Sivas katliamı davası zaman aşımına uğratılarak katliamcılar cezasız bırakıldı. Mahkeme kararından sonra dönemin Başbakanı Recep Tayyip Erdoğan, “Bu karar vatanımıza milletimize hayırlı olsun” diyerek sevincini açığa vurmuştu.
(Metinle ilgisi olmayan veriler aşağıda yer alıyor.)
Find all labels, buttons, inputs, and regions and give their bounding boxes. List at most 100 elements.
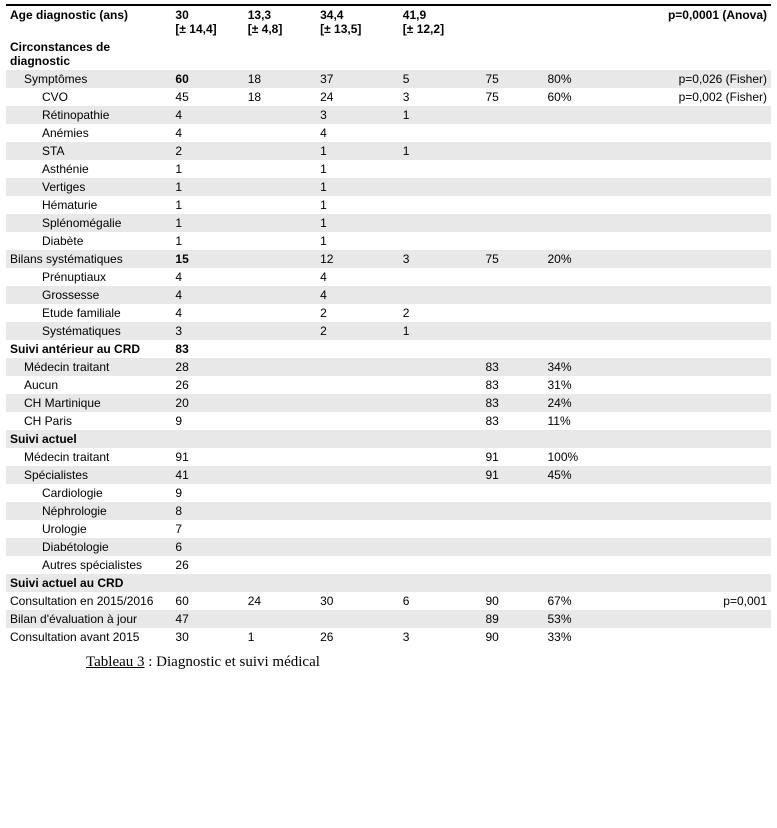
table-cell: 83 <box>481 394 543 412</box>
table-cell <box>606 412 771 430</box>
table-cell <box>544 502 606 520</box>
table-cell <box>481 502 543 520</box>
table-cell <box>544 538 606 556</box>
table-row: Prénuptiaux44 <box>6 268 771 286</box>
table-cell: 31% <box>544 376 606 394</box>
table-cell <box>544 196 606 214</box>
table-cell <box>481 5 543 38</box>
table-cell: 3 <box>399 628 482 646</box>
table-cell: 26 <box>316 628 399 646</box>
table-cell <box>399 340 482 358</box>
table-row: CH Paris98311% <box>6 412 771 430</box>
table-cell <box>171 38 243 70</box>
table-cell <box>399 538 482 556</box>
table-cell: 1 <box>171 214 243 232</box>
table-cell <box>316 502 399 520</box>
table-cell: 3 <box>316 106 399 124</box>
table-cell: 30 <box>171 628 243 646</box>
table-cell: 60 <box>171 70 243 88</box>
table-cell <box>606 142 771 160</box>
table-cell: Aucun <box>6 376 171 394</box>
table-cell <box>244 502 316 520</box>
table-cell: 26 <box>171 556 243 574</box>
table-cell: 45 <box>171 88 243 106</box>
table-cell: 75 <box>481 250 543 268</box>
table-cell: 1 <box>171 178 243 196</box>
table-cell <box>606 556 771 574</box>
table-cell: 9 <box>171 412 243 430</box>
table-cell <box>481 538 543 556</box>
table-cell: 1 <box>316 178 399 196</box>
table-cell: 33% <box>544 628 606 646</box>
table-cell: 2 <box>316 304 399 322</box>
table-cell: 83 <box>481 376 543 394</box>
table-cell: 1 <box>399 322 482 340</box>
table-cell <box>544 556 606 574</box>
table-cell <box>244 214 316 232</box>
table-cell <box>606 358 771 376</box>
table-cell <box>399 520 482 538</box>
table-cell: 91 <box>481 448 543 466</box>
table-cell: Néphrologie <box>6 502 171 520</box>
table-row: Consultation avant 20153012639033% <box>6 628 771 646</box>
table-row: Autres spécialistes26 <box>6 556 771 574</box>
table-cell: 5 <box>399 70 482 88</box>
table-cell: 4 <box>316 124 399 142</box>
table-cell <box>606 322 771 340</box>
table-cell: 83 <box>481 412 543 430</box>
table-cell <box>606 106 771 124</box>
table-cell: Médecin traitant <box>6 358 171 376</box>
table-cell: 13,3[± 4,8] <box>244 5 316 38</box>
table-cell <box>316 376 399 394</box>
table-cell <box>544 520 606 538</box>
table-cell <box>481 232 543 250</box>
table-cell: Autres spécialistes <box>6 556 171 574</box>
table-cell <box>606 38 771 70</box>
table-cell <box>244 376 316 394</box>
table-cell: 11% <box>544 412 606 430</box>
table-cell <box>244 340 316 358</box>
table-cell <box>606 520 771 538</box>
table-cell: Hématurie <box>6 196 171 214</box>
table-cell: Suivi actuel <box>6 430 171 448</box>
table-row: Cardiologie9 <box>6 484 771 502</box>
table-cell <box>544 484 606 502</box>
table-cell <box>316 358 399 376</box>
table-cell: 28 <box>171 358 243 376</box>
data-table: Age diagnostic (ans)30[± 14,4]13,3[± 4,8… <box>6 4 771 646</box>
table-row: Rétinopathie431 <box>6 106 771 124</box>
table-cell: Consultation avant 2015 <box>6 628 171 646</box>
table-cell <box>244 574 316 592</box>
table-cell <box>606 178 771 196</box>
table-cell <box>244 538 316 556</box>
table-cell <box>316 340 399 358</box>
table-cell: Splénomégalie <box>6 214 171 232</box>
table-cell <box>606 502 771 520</box>
table-cell: 60 <box>171 592 243 610</box>
table-cell <box>606 610 771 628</box>
table-cell: 3 <box>399 88 482 106</box>
table-cell: 41,9[± 12,2] <box>399 5 482 38</box>
table-cell <box>244 520 316 538</box>
table-cell <box>544 322 606 340</box>
table-cell <box>399 232 482 250</box>
table-cell <box>316 484 399 502</box>
table-cell <box>606 250 771 268</box>
table-cell <box>244 232 316 250</box>
table-row: Grossesse44 <box>6 286 771 304</box>
table-cell <box>481 340 543 358</box>
table-row: CVO45182437560%p=0,002 (Fisher) <box>6 88 771 106</box>
table-cell <box>481 484 543 502</box>
table-cell: 100% <box>544 448 606 466</box>
caption-rest: : Diagnostic et suivi médical <box>145 654 320 670</box>
table-cell <box>544 38 606 70</box>
table-row: Médecin traitant288334% <box>6 358 771 376</box>
table-cell <box>481 556 543 574</box>
table-row: Diabétologie6 <box>6 538 771 556</box>
table-cell: Urologie <box>6 520 171 538</box>
table-cell <box>399 358 482 376</box>
table-cell <box>481 304 543 322</box>
table-cell: Anémies <box>6 124 171 142</box>
table-cell <box>244 178 316 196</box>
table-cell <box>316 38 399 70</box>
Sivas'ın hesabı verilmediği ve yüzleşilmediği için devlet katliam politikalarını sürdürmeye devam ediyor. Gazi'den Cizre'ye, Silopi'den Nusaybin'e ve Roboski'den Sur'a, Suruç'tan Ankara'ya kadar Kürdistan vahşi katliamlarla yüz yüze kaldı. O gün katliamı gerçekleştiren odaklar ve zihniyetle bugün katliamlarını gerçekleştiren zihniyet arasında bir fark yoktur. Ortadoğu'da katliamcı, yağmacı, tecavüzcü İŞİD ile Sivas'ta katliam gerçekleştirenler aynı kumaştan dokunmuştur.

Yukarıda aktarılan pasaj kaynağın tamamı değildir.